The denial is upheld

This is the case of a patient that presented to the hospital with chest pain and shortness of breath. Pain was intermittent for a three-month period but on the day of presentation pain was more severe (8/10) and radiated to the left scapula. Past medical history was significant for gastroesophageal reflux disease (GERD). On arrival to the hospital vital signs were stable(Blood pressure 142/106, Pulse 89). No abnormal findings were noted on physical examination. 12 lead electrocardiogram (ECG) revealed sinus rhythm with no evidence of ischemic ST or T wave abnormalities. Serum troponin levels were not elevated. The patient was admitted to the telemetry ward for monitoring and treatment. Serial troponins remained negative. The patient was treated with proton pump inhibitor medication and discharged with cardiology follow up.

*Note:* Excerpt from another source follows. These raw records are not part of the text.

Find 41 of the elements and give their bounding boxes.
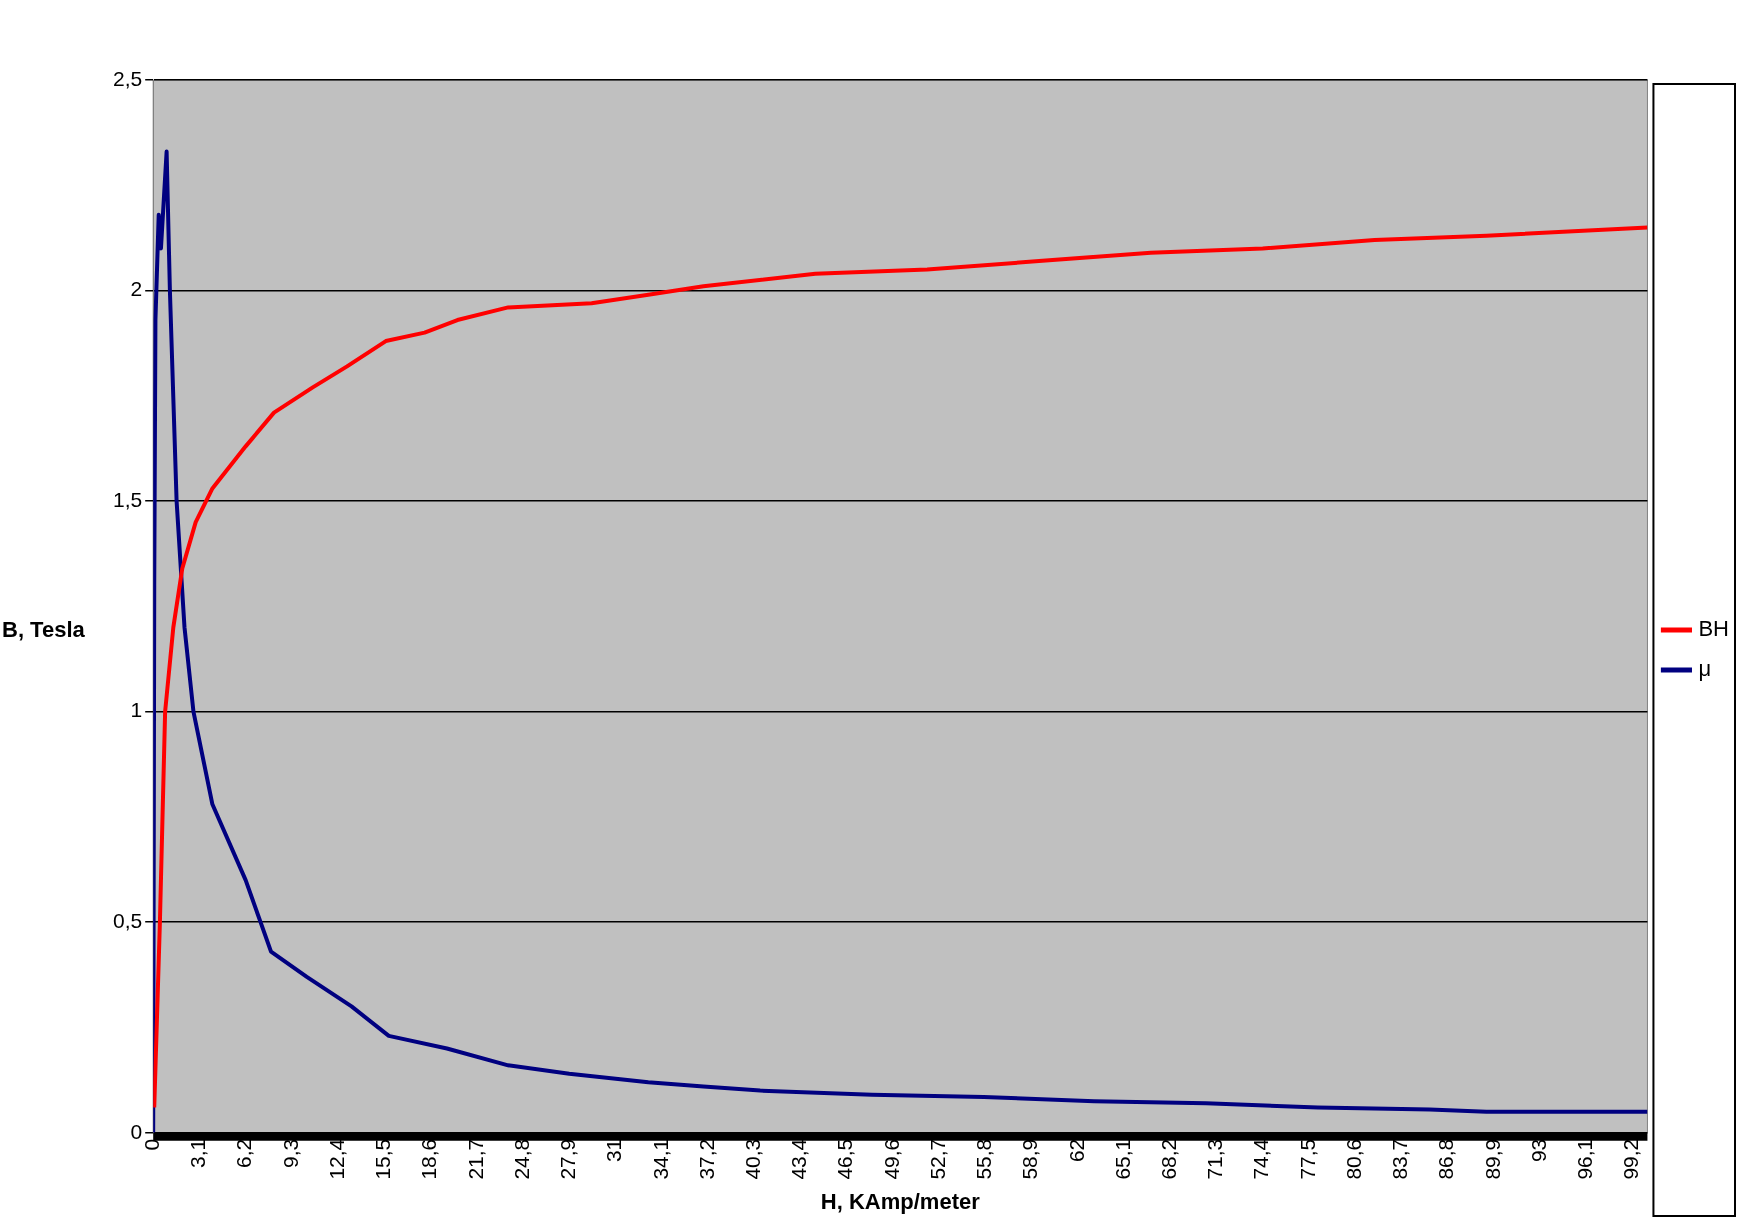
- y-tick-label: 1,5: [112, 487, 143, 511]
- legend-label: BH: [1698, 616, 1729, 642]
- x-tick-label: 9,3: [278, 1138, 302, 1168]
- x-tick-label: 55,8: [972, 1138, 996, 1180]
- x-tick-label: 62: [1064, 1138, 1088, 1163]
- y-tick-label: 0,5: [112, 908, 143, 932]
- x-axis-title: H, KAmp/meter: [820, 1188, 981, 1214]
- x-tick-label: 43,4: [787, 1138, 811, 1180]
- x-tick-label: 46,5: [833, 1138, 857, 1180]
- x-tick-label: 71,3: [1203, 1138, 1227, 1180]
- x-tick-label: 15,5: [371, 1138, 395, 1180]
- x-tick-label: 96,1: [1573, 1138, 1597, 1180]
- y-tick-label: 1: [130, 698, 143, 722]
- x-tick-label: 58,9: [1018, 1138, 1042, 1180]
- x-tick-label: 93: [1526, 1138, 1550, 1163]
- legend-label: μ: [1698, 656, 1712, 682]
- y-axis-title: B, Tesla: [2, 617, 86, 643]
- x-tick-label: 31: [602, 1138, 626, 1163]
- x-tick-label: 49,6: [879, 1138, 903, 1180]
- x-tick-label: 99,2: [1619, 1138, 1643, 1180]
- x-tick-label: 34,1: [648, 1138, 672, 1180]
- x-tick-label: 77,5: [1295, 1138, 1319, 1180]
- x-tick-label: 37,2: [694, 1138, 718, 1180]
- x-tick-label: 74,4: [1249, 1138, 1273, 1180]
- x-tick-label: 68,2: [1157, 1138, 1181, 1180]
- x-tick-label: 21,7: [463, 1138, 487, 1180]
- y-tick-label: 2,5: [112, 66, 143, 90]
- x-tick-label: 86,8: [1434, 1138, 1458, 1180]
- x-tick-label: 52,7: [925, 1138, 949, 1180]
- x-tick-label: 83,7: [1388, 1138, 1412, 1180]
- x-tick-label: 3,1: [186, 1138, 210, 1168]
- x-tick-label: 89,9: [1480, 1138, 1504, 1180]
- x-tick-label: 40,3: [740, 1138, 764, 1180]
- x-tick-label: 27,9: [556, 1138, 580, 1180]
- x-tick-label: 65,1: [1110, 1138, 1134, 1180]
- x-tick-label: 12,4: [324, 1138, 348, 1180]
- x-tick-label: 18,6: [417, 1138, 441, 1180]
- y-tick-label: 2: [130, 277, 143, 301]
- x-tick-label: 6,2: [232, 1138, 256, 1168]
- x-tick-label: 80,6: [1341, 1138, 1365, 1180]
- x-tick-label: 24,8: [509, 1138, 533, 1180]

The health plan acted reasonably, with sound medical judgment and in the best interest of the patient. This patient presented with atypical chest pain and a past medical history GERD. The patient's pretest probability of coronary artery disease was low (Reference 1). Utilizing the HEART (History, ECG, Age, Risk Factors, Troponin) score, the patient was considered low risk (Reference 2). Utilizing the thrombolysis in myocardial infarction (TIMI) risk score he also had a low risk of developing major adverse cardiac events in the subsequent 30 days (Reference 3). Risk assessment of patients presenting with chest pain and no significant ST changes on ECG was reviewed by Hedayati et al. (Reference 3). Using the HEART score risk stratification schema, this patient would have a low risk of major adverse cardiac events (defined as myocardial infarction (MI), need for percutaneous coronary intervention (PCI), need for coronary artery bypass grafting (CABG), or death) in the six weeks following presentation. Using the TIMI risk score, this patient would have a low risk of major cardiac events (defined as all- cause mortality, MI, and severe recurrent ischemia requiring urgent revascularization) within the two weeks following presentation. In conclusion, admission to the hospital to treat an acute cardiac event was not medically necessary.

Based on the above, the insurer's denial must be upheld. The health care plan did act reasonably and with sound medical judgment and in the best interest of the patient.

The medical necessity for inpatient admission is not substantiated.